Bright Winds
Jean Françaix, Quartet for Winds
Maurice Ravel/Abrahamsen, “Le Tombeau de Couperin”
Ludwig van Beethoven, Wind Octet in E-flat Major, op. 103
Wolfgang Amadeus Mozart, Serenade No. 12 for Winds in C minor, K.388
Jean Françaix, Quartet for Winds (flute, oboe, clarinet and bassoon): Françaix (1912-97) was a prolific 20th Century French composer, a virtuoso pianist and a master orchestrator. He grew up in a musical household and studied composition with the famous teacher Nadia Boulanger. His works– which number more than 200 – were written for almost every instrumental combination of chamber music. His neo-Classical style rejected atonality in favor of music that was light, witty and designed to “give pleasure.” Françaix wrote this quartet in 1933 at age 21 for the staff of the Le Mans Conservatorie, where his father was the director. Françaix explained the origins of this quartet as follows: “As the horn tutor who was there at the time was never quite sure what sound would emerge from his instrument – his fame was as a specialist in the art of playing several notes at the same time – I had decided not to ‘rouse the volcano,’ and wrote a quartet without horn which would be less likely to produce disconcerting surprises.” French wit, indeed.
Maurice Ravel, “Le Tombeau de Couperin,” arr. Hans Abrahamsen for Wind Quintet (flute, oboe, clarinet, bassoon and horn): Maurice Ravel was a French Romantic composer who lived from 1875 to 1937. In addition to chamber music, he composed orchestral music (“Bolero” was instantly famous, well before Bo Derek seduced Dudley Moore to that work in the movie “10”). Ravel also composed ballets, operas and vocal works, as well as a large number of virtuosic pieces for piano. Ravel was not physically fit for military service in World War I because of his slight height and weight. Nonetheless, he volunteered as a transport driver at the front, where he experienced the horrors of war first-hand. Ravel wrote “Le Tombeau de Couperin” in 1914-17, his last work for solo piano. In 1919, Ravel crafted an orchestral version of four of the six movements of the piano version. It is that brilliant Ravel orchestration that Danish composer Hans Abrahamsen (b. 1952) arranged for wind quintet. At one level, each movement of the work “looks back to the French Baroque, paying homage to the harpsichord suites of Couperin and Rameau” (Alex Ross). But, knowing that the tombeau style commemorates the death of a notable person, and that Ravel dedicated each movement to a friend killed in the war, “the old styles pass by,” as Ross put it, “like a procession of ghosts.”
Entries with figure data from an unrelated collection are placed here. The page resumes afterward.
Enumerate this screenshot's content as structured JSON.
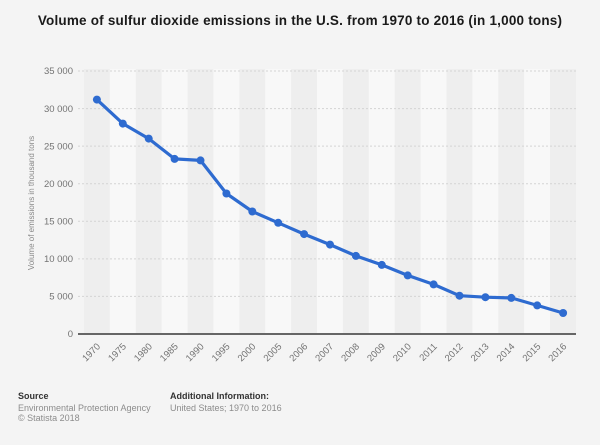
{
  "chart_data": {
    "type": "line",
    "title": "Volume of sulfur dioxide emissions in the U.S. from 1970 to 2016 (in 1,000 tons)",
    "xlabel": "",
    "ylabel": "Volume of emissions in thousand tons",
    "categories": [
      "1970",
      "1975",
      "1980",
      "1985",
      "1990",
      "1995",
      "2000",
      "2005",
      "2006",
      "2007",
      "2008",
      "2009",
      "2010",
      "2011",
      "2012",
      "2013",
      "2014",
      "2015",
      "2016"
    ],
    "values": [
      31200,
      28000,
      26000,
      23300,
      23100,
      18700,
      16300,
      14800,
      13300,
      11900,
      10400,
      9200,
      7800,
      6600,
      5100,
      4900,
      4800,
      3800,
      2800
    ],
    "ylim": [
      0,
      35000
    ],
    "ytick_step": 5000,
    "grid": "horizontal-dashed",
    "legend": "none",
    "marker": "circle"
  },
  "colors": {
    "line": "#2e6bd0",
    "page_bg": "#f4f4f4",
    "band_dark": "#eeeeee",
    "band_light": "#f8f8f8",
    "gridline": "#d4d4d4",
    "axis": "#666666",
    "tick_text": "#737373",
    "axis_title_text": "#8a8a8a",
    "title_text": "#1a1a1a",
    "footer_gray": "#8c8c8c"
  },
  "footer": {
    "source_label": "Source",
    "source_value": "Environmental Protection Agency",
    "copyright": "© Statista 2018",
    "additional_label": "Additional Information:",
    "additional_value": "United States; 1970 to 2016"
  }
}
Ludwig van Beethoven, Wind Octet in E-flat Major, op. 103 (2 oboes, 2 clarinets, 2 bassoons, 2 horns): The etymology of this work is complicated and its opus number – 103 -- is deceptive. The young Beethoven (1770-1827) wrote this wind octet – a very popular format at that time in royal courts – before he left Bonn for Vienna in November 1792, to study with Haydn and pursue his career. A year later, Haydn wrote to the Prince Elector of Vienna seeking financial support for Beethoven, implying that he had written this “eight voice Parthie” after he moved to Vienna. The musically-savvy Elector indignantly replied that he knew better – Beethoven wrote it for the wind ensemble of the Prince Elector of Cologne, who lived in Bonn. (No wonder Beethoven once said, “There have been thousands of princes and will be thousands more, but there is only one Beethoven!") The work was first published in 1795, rewritten by Beethoven as a string quintet (in E-flat Major, op. 4). It wasn’t published in its original version, as a wind octet, until after Beethoven’s death. It’s good that it was. Along with two Mozart wind serenades, one of which Brightmusic will perform on this program, Beethoven’s wind octet is regarded as one of the most important works of the genre.
Wolfgang Amadeus Mozart, Serenade No. 12 for Winds in C Minor, K.388 (2 oboes, 2 clarinets, 2 bassoons, 2 horns): Mozart (1756-1791) composed this work in 1782 or 1783. At that time, daytime entertainment music was often called a “divertimento,” while nighttime entertainment music bore the label “serenade.” Mozart’s own notes call this work “Nacht Musique,” an unusual mixture of German and French. Regardless of label, this is hardly light entertainment music. In form, it has been characterized as “a symphony for wind octet.” In substance, it has been called “austere,” “puzzling,” “mysterious,” “problematical,” “defiantly dark” in character and “unforgiving in its seriousness.” Mozart obviously regarded this composition highly, for he used it in two later works. He transcribed it for string quintet in K.406, and he borrowed the principal melody of Movement II for his opera Cosi fan tutte. Whatever dark mystery Mozart may have intended this work to explore seems lifted by the Serenade’s triumphant ending in the key of C Major.